Höchste Produktqualität zu jeder Zeit – ein Ziel, das wohl jedes Unternehmen anstrebt. Doch auch für den Fall eines Mangels sollte sich ein Betrieb gut vorbereiten, um größeren Schaden abzuwenden. Im Interview erklärt Rechtsanwalt Dr. Markus Grube von der Kanzlei für Lebensmittel- und Verbrauchsgüterrecht, KWG Rechtsanwälte, worauf es im Ernstfall ankommt.

Herr Dr. Grube, was muss ein Unternehmen tun, wenn es mit einem potenziellen Qualitätsmangel konfrontiert wird?

Zunächst einmal ist das Unternehmen verpflichtet, der Sache nachzugehen. Das Produkt und seine Bestandteile sollten intern und durch externe, fachlich geeignete Labore genau untersucht werden. Denn sollte sich die Vermutung eines Mangels bestätigen, kann es sein, dass bestimmte gesetzliche Regelungen greifen, die Maßnahmen zwingend erforderlich machen. Um sich Klarheit zu verschaffen sollten Untersuchungs- und Laborergebnisse ebenso wie Kundenhinweise und Verbraucherbeschwerden nachvollzogen und bewertet werden.

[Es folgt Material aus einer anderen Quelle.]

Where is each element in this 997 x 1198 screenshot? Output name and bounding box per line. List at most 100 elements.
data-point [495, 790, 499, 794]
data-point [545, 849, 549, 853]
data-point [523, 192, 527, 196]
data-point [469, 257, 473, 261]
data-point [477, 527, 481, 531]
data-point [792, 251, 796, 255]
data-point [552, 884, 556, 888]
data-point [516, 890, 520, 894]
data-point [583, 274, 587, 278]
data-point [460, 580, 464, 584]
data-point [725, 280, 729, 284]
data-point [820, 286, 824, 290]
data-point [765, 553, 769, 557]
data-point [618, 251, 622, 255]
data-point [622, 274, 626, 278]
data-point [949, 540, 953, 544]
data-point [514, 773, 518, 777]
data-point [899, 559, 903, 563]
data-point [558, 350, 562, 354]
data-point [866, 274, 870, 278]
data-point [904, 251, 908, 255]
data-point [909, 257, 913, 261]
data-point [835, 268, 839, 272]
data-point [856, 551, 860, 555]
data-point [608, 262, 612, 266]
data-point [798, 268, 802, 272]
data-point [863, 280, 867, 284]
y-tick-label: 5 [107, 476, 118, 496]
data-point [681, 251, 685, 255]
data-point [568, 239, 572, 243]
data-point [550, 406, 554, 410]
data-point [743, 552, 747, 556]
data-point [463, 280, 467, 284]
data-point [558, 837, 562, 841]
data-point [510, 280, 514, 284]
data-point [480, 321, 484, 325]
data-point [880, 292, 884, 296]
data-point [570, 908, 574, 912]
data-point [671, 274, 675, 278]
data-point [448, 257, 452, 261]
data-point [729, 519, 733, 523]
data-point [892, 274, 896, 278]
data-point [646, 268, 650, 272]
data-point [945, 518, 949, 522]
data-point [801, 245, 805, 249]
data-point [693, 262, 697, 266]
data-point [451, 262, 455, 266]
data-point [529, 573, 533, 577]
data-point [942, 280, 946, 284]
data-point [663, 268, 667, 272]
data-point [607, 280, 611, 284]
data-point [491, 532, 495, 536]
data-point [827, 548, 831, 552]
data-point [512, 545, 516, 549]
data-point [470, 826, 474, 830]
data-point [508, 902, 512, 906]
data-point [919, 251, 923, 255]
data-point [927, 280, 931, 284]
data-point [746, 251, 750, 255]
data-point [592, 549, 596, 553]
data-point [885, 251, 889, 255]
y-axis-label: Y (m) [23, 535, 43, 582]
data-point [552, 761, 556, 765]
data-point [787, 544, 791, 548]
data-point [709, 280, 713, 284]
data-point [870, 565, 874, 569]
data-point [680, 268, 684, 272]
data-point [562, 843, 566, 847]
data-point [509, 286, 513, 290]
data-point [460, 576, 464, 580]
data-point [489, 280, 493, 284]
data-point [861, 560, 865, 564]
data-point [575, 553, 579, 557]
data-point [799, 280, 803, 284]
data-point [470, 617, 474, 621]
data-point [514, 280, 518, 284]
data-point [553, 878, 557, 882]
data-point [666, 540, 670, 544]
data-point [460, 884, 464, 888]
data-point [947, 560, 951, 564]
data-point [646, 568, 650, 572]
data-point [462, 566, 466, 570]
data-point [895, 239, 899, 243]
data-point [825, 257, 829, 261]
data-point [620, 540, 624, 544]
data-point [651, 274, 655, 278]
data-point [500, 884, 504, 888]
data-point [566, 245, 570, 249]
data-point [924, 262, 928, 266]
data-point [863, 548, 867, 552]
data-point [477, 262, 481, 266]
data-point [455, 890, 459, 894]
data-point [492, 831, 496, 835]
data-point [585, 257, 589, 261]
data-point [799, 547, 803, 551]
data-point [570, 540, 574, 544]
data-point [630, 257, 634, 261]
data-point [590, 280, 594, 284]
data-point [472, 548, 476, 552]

Welche Nachweise sollte ein Unternehmen stets zur Hand haben?

Kurzfristig verfügbar sein müssen in jedem Fall Nachweise, die Auskunft über die Herkunft von Produkten oder Waren, die für die Herstellung des eigenen Produktes verwendet wurden. Auch Angaben über Abnehmer des eigenen Produktes müssen vorliegen. Anders ausgedrückt: Der Weg eines Produktes und seiner Inhaltsstoffe müssen entlang der gesamten Wertschöpfungskette nachvollziehbar sein.

Welche Schritte müssen eingeleitet werden, wenn sich ein Mangel bestätigt?

Erhärtet sich der Verdacht, dass beispielsweise unsichere Lebensmittel in den Verkehr gebracht wurden, und damit also potenziell gesundheitsschädliche Produkte oder solche, welche zum Verzehr durch den Menschen ungeeignet sind, also schwere Qualitätsmängel aufweisen, müssen marktbezogene Maßnahmen, wie beispielsweise ein Rückruf des betroffenen Produktes in Betracht gezogen werden.

Wann muss ich einen offiziellen Rückruf starten? Wie muss dieser veröffentlicht werden?

Immer dann, wenn potentiell gesundheitsschädliche Lebensmittel im Umlauf sind, die den Endverbraucher erreicht haben können, müssen diese Produkte öffentlich zurückgerufen werden. Die Information über den Rückruf, die auch eine Warnung der Verbraucher vor dem weiteren Verzehr beinhaltet, findet über die Medien statt. Die Veröffentlichung des Rückrufs erfolgt in der Regel in Abstimmung mit den zuständigen Landesministerien über die entsprechenden Presseverteiler.

Welche Fehler werden am häufigsten im Umgang mit Produktrückrufen begangen?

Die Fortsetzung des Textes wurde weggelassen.